Recently in one of the discussions I heard a statement – “for our solution, we require near 100% availability”. But do we really understand, what’s near 100% really means. For me, anything above 99% is near 100. But in reality, there is huge difference in 99% availability and 99.9999% availability.
Let’s look at definition of Availability – “Availability is the percentage of time that the infrastructure, system or a solution remains operational under normal circumstances in order to serve its intended purpose.”
The mathematical formula for Availability is: Percentage of availability = (total elapsed time – sum of downtime)/total elapsed time
That means, for an SLA of 99.999 percent availability (the famous five nines), the yearly service downtime could be as much as 5.256 minutes.
As an IT leader, we should be aware of differences between nines’ and define requirements properly for the development team. As higher the nines, higher will be operational and development cost.
Another statement I heard during discussion – “cloud provider mostly provides 99.95% availability, so our system also provides same.”. Really? That may be true, if you are using SaaS solution from any of the cloud provider. But if you are developing your own solution over any cloud provider’s IaaS or PaaS services, then consider following two things,
- SLA defined by cloud providers is of their individual services only. That means, combined SLA need to be calculated based on cloud services you have consumed within your solution. We will further see how this is calculated in the next section.
- Suppose you are using only PaaS services in your solution, then you still own Application and Data layer, any bug or issue in your code, will result in non-availability. That also need to be considered while calculating your solution availability.
Combined SLA for consumed cloud services
Suppose you are developing a simple web application using Azure PaaS services, such as Azure App Service and Azure SQL Database. Taken in isolation, these services usually provide something in the range of three to four nines of availability,
- Azure App Service: 99.95%
- Azure SQL Database: 99.99%
- Azure Traffic Manager: 99.99%
However, when these services are combined within architecture there is possibility that any one component could suffer an outage, bringing overall solution availability lower than individual availability.
Services in Serial
In following example where App Service and SQL Database are connected in serial, each service is a failure mode. There could be three possibilities of failure,
- App Service may go down, SQL Database may still be up and running
- App Service may be up and running, SQL Database may go down
- Both App Service and SQL Database may go down together
So, to calculate combines availability for serial connected services, simply multiply individual availability percentage, i.e.
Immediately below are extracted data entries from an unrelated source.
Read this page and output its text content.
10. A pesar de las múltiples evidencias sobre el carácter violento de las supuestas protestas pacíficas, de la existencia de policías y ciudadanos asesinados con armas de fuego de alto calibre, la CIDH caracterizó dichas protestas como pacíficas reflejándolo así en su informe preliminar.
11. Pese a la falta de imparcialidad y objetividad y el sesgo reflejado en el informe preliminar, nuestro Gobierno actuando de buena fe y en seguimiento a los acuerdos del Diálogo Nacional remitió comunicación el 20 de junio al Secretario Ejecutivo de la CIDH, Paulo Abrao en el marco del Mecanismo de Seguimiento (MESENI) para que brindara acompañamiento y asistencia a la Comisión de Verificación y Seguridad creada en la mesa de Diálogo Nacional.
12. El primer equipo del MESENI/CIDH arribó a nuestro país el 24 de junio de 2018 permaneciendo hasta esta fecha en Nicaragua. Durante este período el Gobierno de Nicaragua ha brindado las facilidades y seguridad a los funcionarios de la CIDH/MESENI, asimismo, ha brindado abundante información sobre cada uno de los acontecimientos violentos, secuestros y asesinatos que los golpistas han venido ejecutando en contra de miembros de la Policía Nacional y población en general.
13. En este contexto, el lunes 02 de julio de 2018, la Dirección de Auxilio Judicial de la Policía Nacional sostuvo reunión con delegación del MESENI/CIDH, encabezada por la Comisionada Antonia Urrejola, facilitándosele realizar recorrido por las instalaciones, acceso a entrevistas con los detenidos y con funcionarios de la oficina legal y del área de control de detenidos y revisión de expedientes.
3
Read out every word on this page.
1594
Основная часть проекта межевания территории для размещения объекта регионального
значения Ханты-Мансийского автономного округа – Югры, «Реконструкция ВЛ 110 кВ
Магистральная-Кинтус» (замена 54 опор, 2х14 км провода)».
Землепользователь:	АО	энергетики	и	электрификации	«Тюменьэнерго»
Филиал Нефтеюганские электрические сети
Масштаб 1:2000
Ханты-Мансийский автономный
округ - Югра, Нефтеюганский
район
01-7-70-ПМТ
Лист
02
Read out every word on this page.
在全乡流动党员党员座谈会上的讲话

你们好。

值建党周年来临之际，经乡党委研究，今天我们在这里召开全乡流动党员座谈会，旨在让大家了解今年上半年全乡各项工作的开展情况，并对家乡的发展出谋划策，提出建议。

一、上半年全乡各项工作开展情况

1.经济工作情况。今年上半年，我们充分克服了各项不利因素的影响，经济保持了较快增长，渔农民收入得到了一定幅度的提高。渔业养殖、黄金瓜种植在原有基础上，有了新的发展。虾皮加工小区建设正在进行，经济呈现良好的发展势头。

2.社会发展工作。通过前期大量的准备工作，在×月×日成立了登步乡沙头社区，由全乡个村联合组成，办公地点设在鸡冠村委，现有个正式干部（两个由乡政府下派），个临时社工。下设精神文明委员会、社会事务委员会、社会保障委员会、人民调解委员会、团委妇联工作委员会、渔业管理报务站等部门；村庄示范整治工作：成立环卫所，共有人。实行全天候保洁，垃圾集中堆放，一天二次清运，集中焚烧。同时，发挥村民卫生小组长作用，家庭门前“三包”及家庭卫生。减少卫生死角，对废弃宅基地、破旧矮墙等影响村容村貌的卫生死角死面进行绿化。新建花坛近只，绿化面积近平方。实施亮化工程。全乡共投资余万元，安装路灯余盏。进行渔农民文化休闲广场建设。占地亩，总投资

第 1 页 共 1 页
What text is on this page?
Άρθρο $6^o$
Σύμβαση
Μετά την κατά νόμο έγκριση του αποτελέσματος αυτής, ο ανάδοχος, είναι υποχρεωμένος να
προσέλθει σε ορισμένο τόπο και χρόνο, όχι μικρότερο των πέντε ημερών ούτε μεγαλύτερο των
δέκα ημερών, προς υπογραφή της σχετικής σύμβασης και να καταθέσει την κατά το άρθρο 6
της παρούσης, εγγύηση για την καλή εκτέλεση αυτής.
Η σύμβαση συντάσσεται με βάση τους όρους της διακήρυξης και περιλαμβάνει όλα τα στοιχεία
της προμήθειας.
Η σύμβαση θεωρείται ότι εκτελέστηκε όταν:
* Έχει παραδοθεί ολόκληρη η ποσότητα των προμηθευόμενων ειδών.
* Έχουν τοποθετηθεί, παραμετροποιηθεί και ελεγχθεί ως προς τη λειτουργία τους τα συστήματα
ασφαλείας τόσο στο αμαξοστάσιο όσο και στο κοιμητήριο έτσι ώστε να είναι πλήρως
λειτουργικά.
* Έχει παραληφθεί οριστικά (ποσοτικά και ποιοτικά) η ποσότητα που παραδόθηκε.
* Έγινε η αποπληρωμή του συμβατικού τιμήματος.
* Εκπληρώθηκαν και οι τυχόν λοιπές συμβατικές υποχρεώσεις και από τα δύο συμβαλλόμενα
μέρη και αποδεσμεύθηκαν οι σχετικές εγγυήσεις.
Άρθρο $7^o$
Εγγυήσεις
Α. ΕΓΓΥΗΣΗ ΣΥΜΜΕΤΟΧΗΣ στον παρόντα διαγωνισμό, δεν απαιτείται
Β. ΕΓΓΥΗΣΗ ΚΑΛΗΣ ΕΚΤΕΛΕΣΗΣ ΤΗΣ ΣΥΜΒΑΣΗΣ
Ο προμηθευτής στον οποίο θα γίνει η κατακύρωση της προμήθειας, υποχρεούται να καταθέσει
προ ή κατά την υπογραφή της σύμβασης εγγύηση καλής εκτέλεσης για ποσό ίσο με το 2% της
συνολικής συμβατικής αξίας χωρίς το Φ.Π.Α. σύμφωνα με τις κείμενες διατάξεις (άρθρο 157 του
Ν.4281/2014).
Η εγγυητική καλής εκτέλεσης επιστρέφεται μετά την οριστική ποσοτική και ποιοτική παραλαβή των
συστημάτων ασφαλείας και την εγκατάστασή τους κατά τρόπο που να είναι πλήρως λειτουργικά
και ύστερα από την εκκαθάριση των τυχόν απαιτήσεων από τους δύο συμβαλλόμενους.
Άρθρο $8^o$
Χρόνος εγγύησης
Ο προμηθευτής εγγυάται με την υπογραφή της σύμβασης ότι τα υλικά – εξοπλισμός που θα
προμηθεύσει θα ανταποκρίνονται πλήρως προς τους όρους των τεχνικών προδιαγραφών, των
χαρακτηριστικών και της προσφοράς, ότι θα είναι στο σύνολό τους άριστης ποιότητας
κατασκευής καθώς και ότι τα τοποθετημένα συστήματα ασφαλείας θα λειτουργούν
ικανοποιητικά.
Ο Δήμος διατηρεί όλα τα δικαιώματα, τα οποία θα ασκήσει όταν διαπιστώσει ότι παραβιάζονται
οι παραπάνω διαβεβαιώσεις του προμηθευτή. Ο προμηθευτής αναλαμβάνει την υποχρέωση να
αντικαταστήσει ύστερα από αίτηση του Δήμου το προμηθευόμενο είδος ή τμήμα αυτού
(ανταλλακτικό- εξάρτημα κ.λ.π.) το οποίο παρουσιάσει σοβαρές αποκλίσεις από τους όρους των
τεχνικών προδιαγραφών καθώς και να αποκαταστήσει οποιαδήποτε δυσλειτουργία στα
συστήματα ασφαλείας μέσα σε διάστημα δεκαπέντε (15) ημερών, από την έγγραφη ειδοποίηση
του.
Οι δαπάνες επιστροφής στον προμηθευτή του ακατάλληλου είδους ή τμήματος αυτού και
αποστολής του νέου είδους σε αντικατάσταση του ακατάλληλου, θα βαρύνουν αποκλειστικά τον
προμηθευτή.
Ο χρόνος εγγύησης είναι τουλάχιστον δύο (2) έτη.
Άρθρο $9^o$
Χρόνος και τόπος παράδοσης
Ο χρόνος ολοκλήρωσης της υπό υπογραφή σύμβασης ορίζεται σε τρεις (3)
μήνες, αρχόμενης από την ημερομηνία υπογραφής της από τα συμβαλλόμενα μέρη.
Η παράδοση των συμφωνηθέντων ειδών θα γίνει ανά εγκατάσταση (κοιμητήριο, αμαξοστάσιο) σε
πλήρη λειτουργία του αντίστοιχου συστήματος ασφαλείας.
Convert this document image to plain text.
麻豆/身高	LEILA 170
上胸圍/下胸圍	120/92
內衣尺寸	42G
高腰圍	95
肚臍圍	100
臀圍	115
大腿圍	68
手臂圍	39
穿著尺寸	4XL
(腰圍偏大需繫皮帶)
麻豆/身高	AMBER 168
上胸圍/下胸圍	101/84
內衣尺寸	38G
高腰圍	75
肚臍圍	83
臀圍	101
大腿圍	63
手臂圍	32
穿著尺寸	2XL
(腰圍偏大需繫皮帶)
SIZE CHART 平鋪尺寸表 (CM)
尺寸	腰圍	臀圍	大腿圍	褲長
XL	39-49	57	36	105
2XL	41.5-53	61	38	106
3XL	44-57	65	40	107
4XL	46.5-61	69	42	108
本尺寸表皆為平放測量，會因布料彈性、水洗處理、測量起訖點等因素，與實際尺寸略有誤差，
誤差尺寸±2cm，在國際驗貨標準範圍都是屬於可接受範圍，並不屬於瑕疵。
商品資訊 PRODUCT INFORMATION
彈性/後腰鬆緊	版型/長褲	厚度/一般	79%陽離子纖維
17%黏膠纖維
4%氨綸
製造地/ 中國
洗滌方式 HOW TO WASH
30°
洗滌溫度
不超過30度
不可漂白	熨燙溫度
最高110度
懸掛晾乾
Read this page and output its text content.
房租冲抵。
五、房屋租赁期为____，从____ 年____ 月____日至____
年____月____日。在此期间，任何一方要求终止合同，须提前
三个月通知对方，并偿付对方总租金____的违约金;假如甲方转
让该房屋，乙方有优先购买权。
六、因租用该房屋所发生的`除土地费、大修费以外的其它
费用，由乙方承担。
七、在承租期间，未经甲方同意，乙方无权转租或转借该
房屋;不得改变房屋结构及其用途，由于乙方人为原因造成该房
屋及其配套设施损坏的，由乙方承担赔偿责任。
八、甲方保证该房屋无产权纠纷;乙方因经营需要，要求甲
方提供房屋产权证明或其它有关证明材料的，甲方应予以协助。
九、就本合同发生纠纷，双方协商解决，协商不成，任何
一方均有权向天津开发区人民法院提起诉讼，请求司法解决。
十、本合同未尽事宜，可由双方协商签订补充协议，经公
Availability of App Service * Availability of SQL Database
=
99.95% * 99.99%
=
99.94%
Observation – combined availability of 99.94% is lesser than individual services availability.
Services in Parallel
Now to make this solution highly available, you can have same replica of this solution deployed in another region and add traffic manager to dynamically redirect traffic into one of the region. This may add larger failure modes, but we will see how it will enhance/increase solution availability.
As we calculated,
- Availability across services in Region A = 99.94%
- Availability across services in Region B (replica of Region A) = 99.94%
Both Region A and Region B are parallel to each other. So, to calculate combined availability for parallel services, use following formula,
1 – ((1 – Region-A availability) * (1 – Region-B Availability))
=
1 – ((1 – 99.4%) * (1 – 99.4%))
=
99.9999%
Also observe, Traffic Manager is in series to both parallel regions. So combines solution availability will be,
Availability of Traffic Manager * Combined availability of both regions
=
99.99% * 99.9999%
=
99.99 %
Observation – we are able to increase availability from three nines to four nines by adding a new region in parallel.
Please note, above is the combined availability of services (you have chosen) provided by Azure. This availability doesn’t include your custom code. Remember following diagram, which explains what is owned by cloud providers and what is owned by you based on cloud platform you choose,
Going back to our web application example, using App Services and SQL Database, we have opted for PaaS platform. In that case, the availability we have calculated is from Runtime to Networking layers, which doesn’t include your custom code for Applications and Data layers. So those layers you still must design for high availability. You can refer some of the following techniques, which are useful while designing for high availability solution,
- Auto-scaling – design solution to increase and decrease instances, based on active load
- Self-Healing – dynamically identify failures and redirect traffic to healthy instances
- Exponential backoff – implement retries on the requester side, this simple technique increases the reliability of the application, and takes care of intermittent failures
- Broker pattern – implement message passing architecture using queues and allow decoupling of components
The price of availability
Please remember one thing, availability has a cost associated with it. The more available your solution need to be, the more complexity is required, and so forth more expensive it will be.
High available solution requires high degree of automation and self-healing capabilities, which requires significant development, testing and validation. This will require time, money and right resources, and all this will impact cost.
In the last, analyzing your system and calculating theoretical availability will help you understand your solution capabilities and help you take right design decisions. However, this availability can be highly affected by your ability to react to failures and recover the system, either manually or through self-healing processes.